And what about suicides, self defense and disappearences or bodies not found? Just playing devils advocate here.

Again, to make a throw back to my own local history:
With the advent of Interstates and more affordable cars, serial killers in the US increased dramatically in the 1950s, 60s and 70s, because killers could travel between different municipalities and commit multiple murders, knowing that the different counties and cities were likely not sharing information. Some of them were brazen and didn't even try to hide what they were doing, because they could be on an interstate and in another jurisidiction in 10 minutes. So in the 50s, 60s and 70s there was also a rash of "runaways" and we got the whole "kids running off to join cults" thing, when in reality, this was young people hitch hiking, getting picked up and raped and murdered, and their bodies never found. They were often not confirmed dead until a killer spills his guts on his death bed, and by that time the runaways parents were dead or senile, going to the grave thinking their kid ran off.

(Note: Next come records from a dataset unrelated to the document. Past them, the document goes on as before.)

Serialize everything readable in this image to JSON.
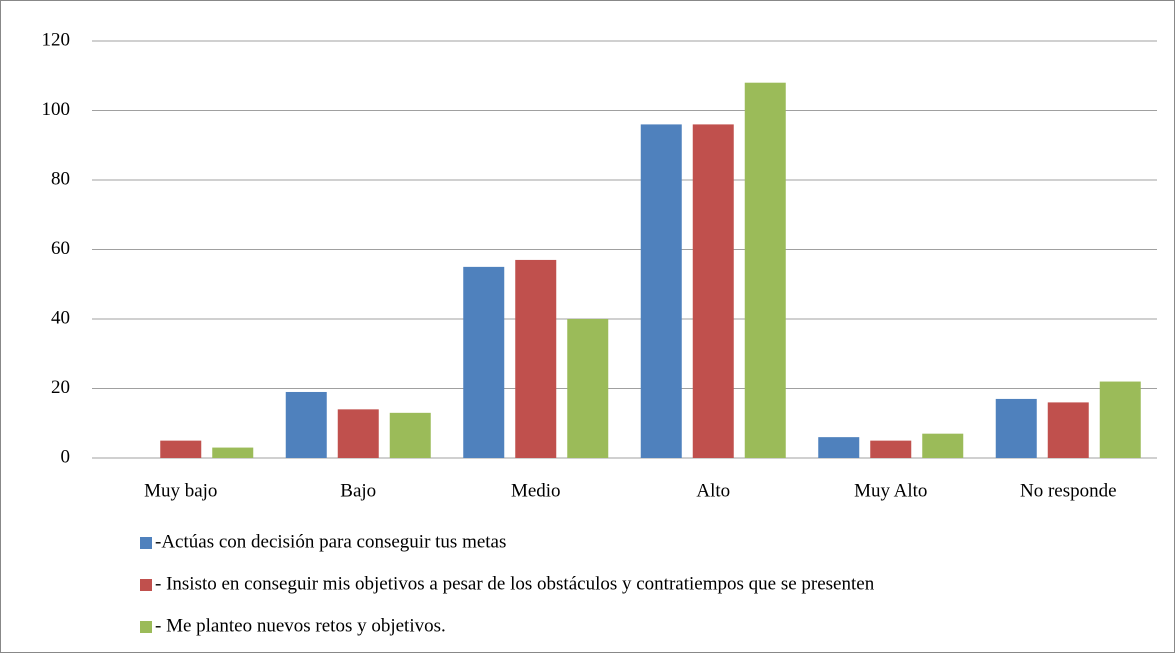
{
  "chart_data": {
    "type": "bar",
    "categories": [
      "Muy bajo",
      "Bajo",
      "Medio",
      "Alto",
      "Muy Alto",
      "No responde"
    ],
    "series": [
      {
        "name": "-Actúas con decisión para conseguir tus metas",
        "color": "#4f81bd",
        "values": [
          0,
          19,
          55,
          96,
          6,
          17
        ]
      },
      {
        "name": "- Insisto en conseguir mis objetivos a pesar de los obstáculos y contratiempos que se presenten",
        "color": "#c0504d",
        "values": [
          5,
          14,
          57,
          96,
          5,
          16
        ]
      },
      {
        "name": "- Me planteo nuevos retos y objetivos.",
        "color": "#9bbb59",
        "values": [
          3,
          13,
          40,
          108,
          7,
          22
        ]
      }
    ],
    "ylim": [
      0,
      120
    ],
    "yticks": [
      0,
      20,
      40,
      60,
      80,
      100,
      120
    ],
    "grid": true,
    "legend": "bottom"
  }
}
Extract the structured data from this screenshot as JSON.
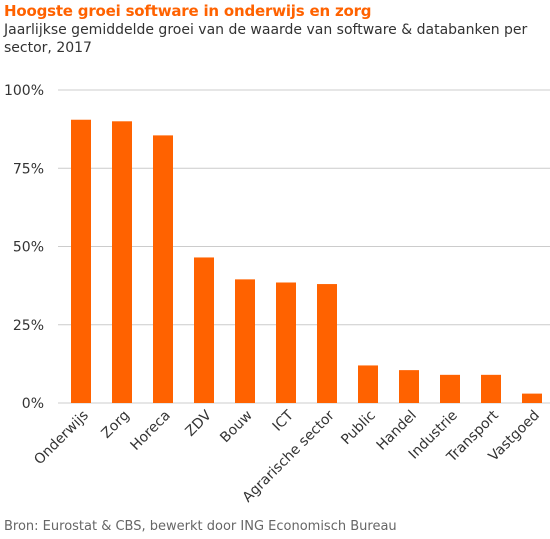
{
  "header": {
    "title": "Hoogste groei software in onderwijs en zorg",
    "subtitle": "Jaarlijkse gemiddelde groei van de waarde van software & databanken per sector, 2017"
  },
  "footer": {
    "source": "Bron: Eurostat & CBS, bewerkt door ING Economisch Bureau"
  },
  "colors": {
    "bar": "#ff6200",
    "title": "#ff6200"
  },
  "chart_data": {
    "type": "bar",
    "categories": [
      "Onderwijs",
      "Zorg",
      "Horeca",
      "ZDV",
      "Bouw",
      "ICT",
      "Agrarische sector",
      "Public",
      "Handel",
      "Industrie",
      "Transport",
      "Vastgoed"
    ],
    "values": [
      90.5,
      90,
      85.5,
      46.5,
      39.5,
      38.5,
      38,
      12,
      10.5,
      9,
      9,
      3
    ],
    "yticks": [
      "0%",
      "25%",
      "50%",
      "75%",
      "100%"
    ],
    "ylim": [
      0,
      100
    ],
    "grid": true,
    "legend": "none"
  }
}
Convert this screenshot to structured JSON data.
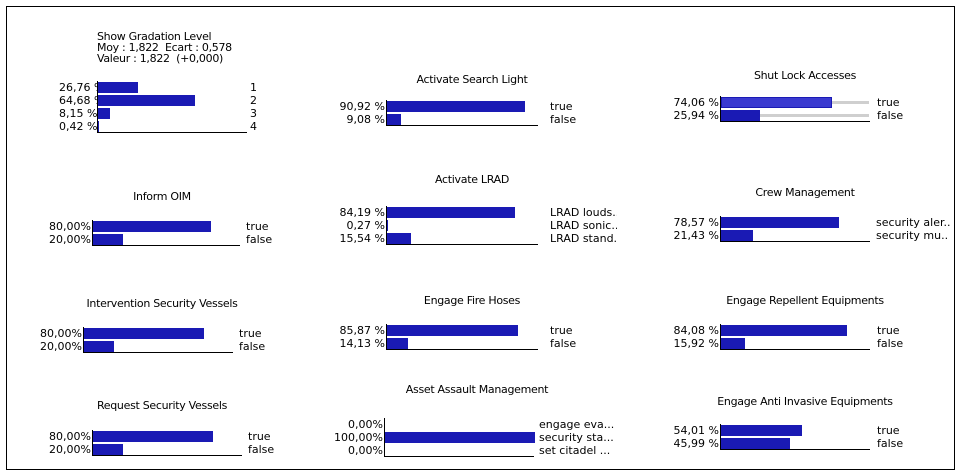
{
  "nodes": {
    "show_gradation": {
      "title_lines": [
        "Show Gradation Level",
        "Moy : 1,822  Ecart : 0,578",
        "Valeur : 1,822  (+0,000)"
      ],
      "states": [
        {
          "pct": "26,76 %",
          "value": 26.76,
          "label": "1"
        },
        {
          "pct": "64,68 %",
          "value": 64.68,
          "label": "2"
        },
        {
          "pct": "8,15 %",
          "value": 8.15,
          "label": "3"
        },
        {
          "pct": "0,42 %",
          "value": 0.42,
          "label": "4"
        }
      ]
    },
    "activate_searchlight": {
      "title": "Activate Search Light",
      "states": [
        {
          "pct": "90,92 %",
          "value": 90.92,
          "label": "true"
        },
        {
          "pct": "9,08 %",
          "value": 9.08,
          "label": "false"
        }
      ]
    },
    "shut_lock_accesses": {
      "title": "Shut Lock Accesses",
      "states": [
        {
          "pct": "74,06 %",
          "value": 74.06,
          "label": "true"
        },
        {
          "pct": "25,94 %",
          "value": 25.94,
          "label": "false"
        }
      ]
    },
    "inform_oim": {
      "title": "Inform OIM",
      "states": [
        {
          "pct": "80,00%",
          "value": 80.0,
          "label": "true"
        },
        {
          "pct": "20,00%",
          "value": 20.0,
          "label": "false"
        }
      ]
    },
    "activate_lrad": {
      "title": "Activate LRAD",
      "states": [
        {
          "pct": "84,19 %",
          "value": 84.19,
          "label": "LRAD louds..."
        },
        {
          "pct": "0,27 %",
          "value": 0.27,
          "label": "LRAD sonic..."
        },
        {
          "pct": "15,54 %",
          "value": 15.54,
          "label": "LRAD stand.."
        }
      ]
    },
    "crew_management": {
      "title": "Crew Management",
      "states": [
        {
          "pct": "78,57 %",
          "value": 78.57,
          "label": "security aler.."
        },
        {
          "pct": "21,43 %",
          "value": 21.43,
          "label": "security mu.."
        }
      ]
    },
    "intervention_security_vessels": {
      "title": "Intervention Security Vessels",
      "states": [
        {
          "pct": "80,00%",
          "value": 80.0,
          "label": "true"
        },
        {
          "pct": "20,00%",
          "value": 20.0,
          "label": "false"
        }
      ]
    },
    "engage_fire_hoses": {
      "title": "Engage Fire Hoses",
      "states": [
        {
          "pct": "85,87 %",
          "value": 85.87,
          "label": "true"
        },
        {
          "pct": "14,13 %",
          "value": 14.13,
          "label": "false"
        }
      ]
    },
    "engage_repellent_equipments": {
      "title": "Engage Repellent Equipments",
      "states": [
        {
          "pct": "84,08 %",
          "value": 84.08,
          "label": "true"
        },
        {
          "pct": "15,92 %",
          "value": 15.92,
          "label": "false"
        }
      ]
    },
    "request_security_vessels": {
      "title": "Request Security Vessels",
      "states": [
        {
          "pct": "80,00%",
          "value": 80.0,
          "label": "true"
        },
        {
          "pct": "20,00%",
          "value": 20.0,
          "label": "false"
        }
      ]
    },
    "asset_assault_management": {
      "title": "Asset Assault Management",
      "states": [
        {
          "pct": "0,00%",
          "value": 0.0,
          "label": "engage eva..."
        },
        {
          "pct": "100,00%",
          "value": 100.0,
          "label": "security sta..."
        },
        {
          "pct": "0,00%",
          "value": 0.0,
          "label": "set citadel ..."
        }
      ]
    },
    "engage_anti_invasive_equipments": {
      "title": "Engage Anti Invasive Equipments",
      "states": [
        {
          "pct": "54,01 %",
          "value": 54.01,
          "label": "true"
        },
        {
          "pct": "45,99 %",
          "value": 45.99,
          "label": "false"
        }
      ]
    }
  },
  "colors": {
    "bar": "#1a1ab4",
    "ghost": "#cfcfcf",
    "border": "#000000"
  }
}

The above situation was not helped by the lack of national/state identification for citizens and newborns. Social Security numbers were not mandatory until the 80s as I recall. I didnt have one until I was 14. Hell, we still hear from time to time about someone who has had their kid locked in a basement for a decade and nobody ever knew there was a kid

I think it is safe to assume that in the middle ages there were a hell of a lot more murders than accounter for, and there probably a lot of suicides/accidents that were considered murders.